Simca 1301
Sam finds out why his Simca was laid-up in the Eighties
When an apparently perfectly good car is taken off the road and locked in a barn or garage, there’s usually a perfectly good reason behind it. Sometimes, there’s an obvious smoking gun: a con-rod protruding from the crankcase, for instance, or embarrassing accident damage. Other times, it’s harder to find. Sneakiest and most annoying are the maladies that only come to light after recommissioning work: the knocking of a little end that’s starting to consider making a bid for freedom or a gnashing of teeth from the final drive. When reviving a laid-up car, therefore, it’s nice to establish why it was put on the naughty step as early in proceedings as possible.
My Simca 1301 was a fine example. I bought it while on a Trabant-touching holiday in the Netherlands, enthused by its faded Sputnik-like silver paintwork, outrageous magenta interior, wonderfully unadulterated condition and, of course, Heineken. It had no paperwork and the seller knew nothing of its history, other than that it’d come from somewhere in France and it’d been in dry storage since the mid-eighties. I trailered it home for intrusive forensic examination.
I fancied it had been proudly owned from new by an elderly gentleman somewhere southern. Everything I inspected was little-worn and original, with no evidence of any interference beyond basic maintenance. Almost every fastener I undid gave the impression that it was moving for the first time since 1967. There was no significant rust, its 58,276km seemed totally plausible and it’d clearly been in a fine state of general repair when retired from service.
Nothing was obviously badly wrong with it. There were no foreign bodies or sinister metallic particles in the engine, gearbox or final drive oil. The cooling system, however, was in a state of dereliction. A squirrel had been using the top of the radiator and the thermostat housing to store its acorns. The water pump felt like its was filled with stalagmites and extracting the block’s drain plug produced a stream of orange sherbet.
Off with its head
I removed the cylinderhead to probe deeper and instantly found the smoking gun I’d been seeking. The head gasket had been fitted squiffily and was excessively squished around cylinder four.
Coolant had been finding its way from the water jacket into the cylinder. The damage it’d caused was weird. The car had clearly soldiered on with the leaking gasket for a very long time, as corrosion had pockmarked the piston crown and eaten a large chunk out of the combustion chamber. It had just burrowed deep enough to break through beneath the exhaust valve seat – the resulting loss of compression presumably being what finally instigated the car’s retirement.

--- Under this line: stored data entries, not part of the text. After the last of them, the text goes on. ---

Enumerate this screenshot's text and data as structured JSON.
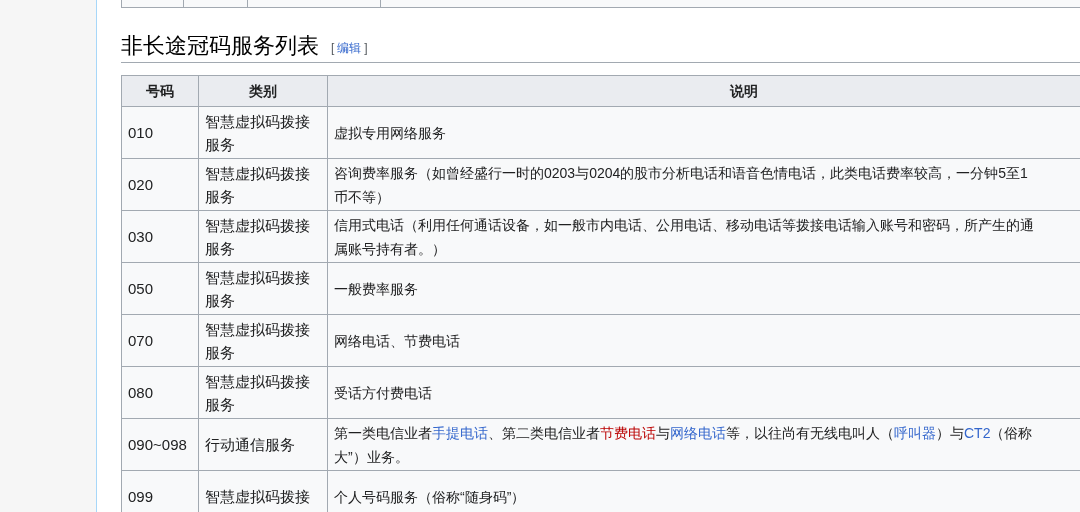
{
  "section": {
    "heading": "非长途冠码服务列表",
    "edit_link": {
      "open": "[",
      "label": "编辑",
      "close": "]"
    }
  },
  "table": {
    "columns": [
      "号码",
      "类别",
      "说明"
    ],
    "rows": [
      {
        "code": "010",
        "category": "智慧虚拟码拨接服务",
        "description": [
          [
            {
              "kind": "text",
              "text": "虚拟专用网络服务"
            }
          ]
        ]
      },
      {
        "code": "020",
        "category": "智慧虚拟码拨接服务",
        "description": [
          [
            {
              "kind": "text",
              "text": "咨询费率服务（如曾经盛行一时的0203与0204的股市分析电话和语音色情电话，此类电话费率较高，一分钟5至1"
            }
          ],
          [
            {
              "kind": "text",
              "text": "币不等）"
            }
          ]
        ]
      },
      {
        "code": "030",
        "category": "智慧虚拟码拨接服务",
        "description": [
          [
            {
              "kind": "text",
              "text": "信用式电话（利用任何通话设备，如一般市内电话、公用电话、移动电话等拨接电话输入账号和密码，所产生的通"
            }
          ],
          [
            {
              "kind": "text",
              "text": "属账号持有者。）"
            }
          ]
        ]
      },
      {
        "code": "050",
        "category": "智慧虚拟码拨接服务",
        "description": [
          [
            {
              "kind": "text",
              "text": "一般费率服务"
            }
          ]
        ]
      },
      {
        "code": "070",
        "category": "智慧虚拟码拨接服务",
        "description": [
          [
            {
              "kind": "text",
              "text": "网络电话、节费电话"
            }
          ]
        ]
      },
      {
        "code": "080",
        "category": "智慧虚拟码拨接服务",
        "description": [
          [
            {
              "kind": "text",
              "text": "受话方付费电话"
            }
          ]
        ]
      },
      {
        "code": "090~098",
        "category": "行动通信服务",
        "description": [
          [
            {
              "kind": "text",
              "text": "第一类电信业者"
            },
            {
              "kind": "link",
              "text": "手提电话"
            },
            {
              "kind": "text",
              "text": "、第二类电信业者"
            },
            {
              "kind": "redlink",
              "text": "节费电话"
            },
            {
              "kind": "text",
              "text": "与"
            },
            {
              "kind": "link",
              "text": "网络电话"
            },
            {
              "kind": "text",
              "text": "等，以往尚有无线电叫人（"
            },
            {
              "kind": "link",
              "text": "呼叫器"
            },
            {
              "kind": "text",
              "text": "）与"
            },
            {
              "kind": "link",
              "text": "CT2"
            },
            {
              "kind": "text",
              "text": "（俗称"
            }
          ],
          [
            {
              "kind": "text",
              "text": "大”）业务。"
            }
          ]
        ]
      },
      {
        "code": "099",
        "category": "智慧虚拟码拨接",
        "description": [
          [
            {
              "kind": "text",
              "text": "个人号码服务（俗称“随身码”）"
            }
          ]
        ]
      }
    ]
  }
}
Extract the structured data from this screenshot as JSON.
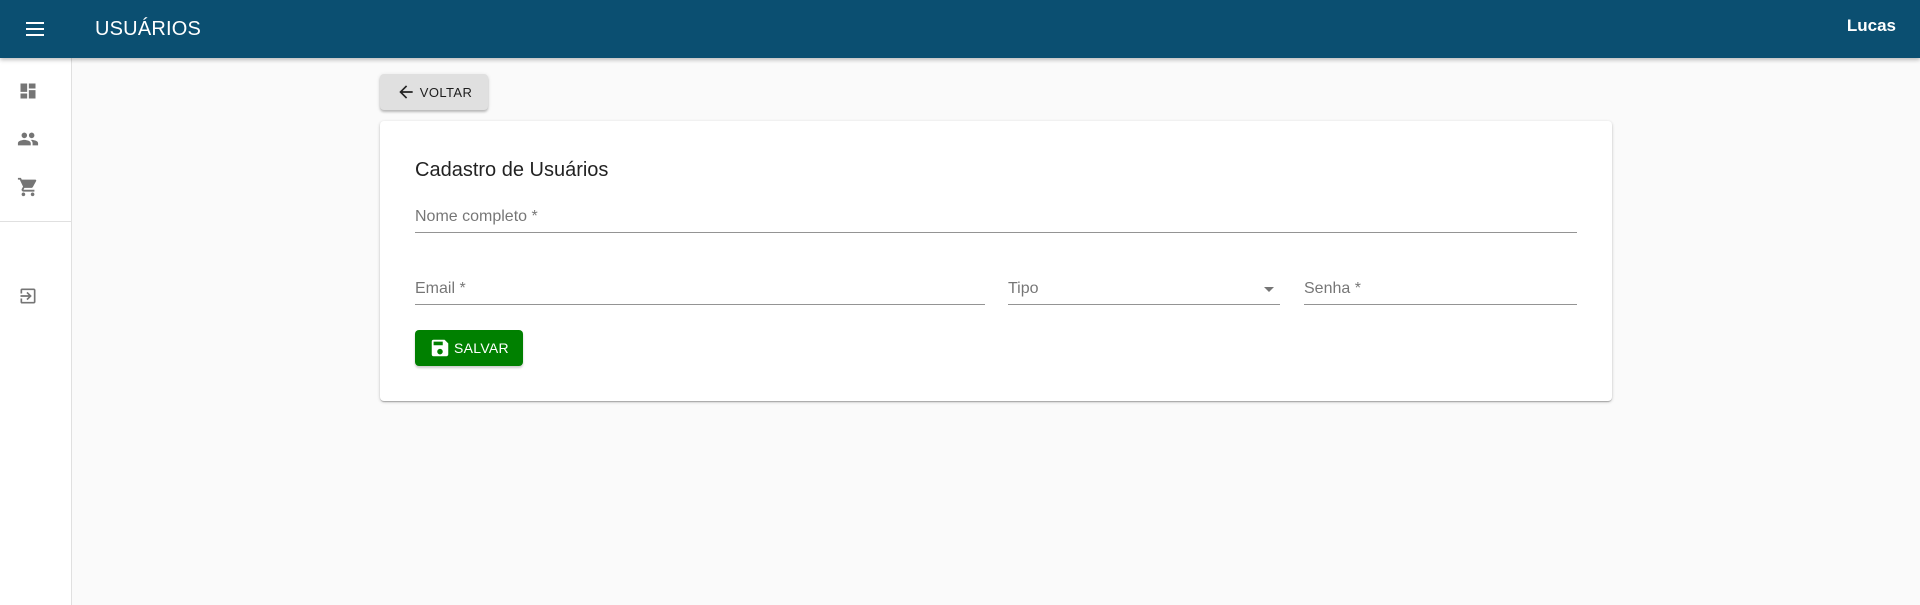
{
  "header": {
    "title": "USUÁRIOS",
    "user": "Lucas",
    "background": "#0b4f71"
  },
  "drawer": {
    "items": [
      {
        "icon": "dashboard-icon"
      },
      {
        "icon": "people-icon"
      },
      {
        "icon": "cart-icon"
      }
    ],
    "bottom_items": [
      {
        "icon": "logout-icon"
      }
    ]
  },
  "back_button": {
    "label": "VOLTAR",
    "icon": "arrow-back-icon"
  },
  "form": {
    "title": "Cadastro de Usuários",
    "name_label": "Nome completo *",
    "email_label": "Email *",
    "type_label": "Tipo",
    "password_label": "Senha *",
    "save_label": "SALVAR",
    "save_color": "#008000"
  }
}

How this had been achieved is mysterious. Perhaps the owner unknowingly controlled the symptoms of the leaking head gasket by never driving more than 5km or exceeding 1500rpm? The engine certainly sported an impressive carbon build-up for its mileage, suggesting that it had rarely been run up to temperature or treated to healthy flagellation. Or perhaps a strange coolant had been used, which left something acidic, corrosive and unpleasant when its water evaporated during combustion?
Retail therapy
Removing and dismembering the short block revealed the affected piston and bore to be good enough to go again and the rest of the engine to be lightly worn. Its shopping list simply includes a gasket set, a water pump, a timing chain, a pair of crankshaft oil seals… and a cylinderhead. Elsewhere, it needs more-or-less everything that one would expect of a car that’s been festering, plus a few bonus items: a set of brake and clutch hydraulics, pads and shoes, a clutch driven plate, numerous bushes and boots, fuel pipes and hoses, carburettor and fuel pump rebuild kits, a rubber propshaft coupling and centre bearing, various coolant hoses, engine mounts, axle oil seals, shock absorbers, trackrod ends, balljoints and a Christmas hamper of service items. An online splurge saw a range of bits winging my way from ebay.fr and ebay.co.uk – and several members of the massively helpful Simca Club UK are on the case with the rest.
While waiting, I removed the fuel tank, which predictably was filled with crusty pestilence. I generally clean tanks by combining water, a few handfuls of gravel and the nastiest domestic cleaning product I have to hand – in this case, caustic soda-based drain cleaner – then gyrating it regularly and vigorously until I lose enthusiasm. Annoyingly, though, the tank’s convoluted design made the gravel near-impossible to extract. I suceeded by rinsing it out repeatedly, drying it for a week in a warm office and using a vacuum cleaner to extract the balance. I know everyone ‘knows someone’ who has ‘turned a vacuum cleaner into a jet engine’ by hoovering up petrol vapour, but attempts to do this recreationally have led me to conclude that it’s quite tricky to achieve. Sure enough, Henry survived.
I still wouldn’t recommend trying it, however.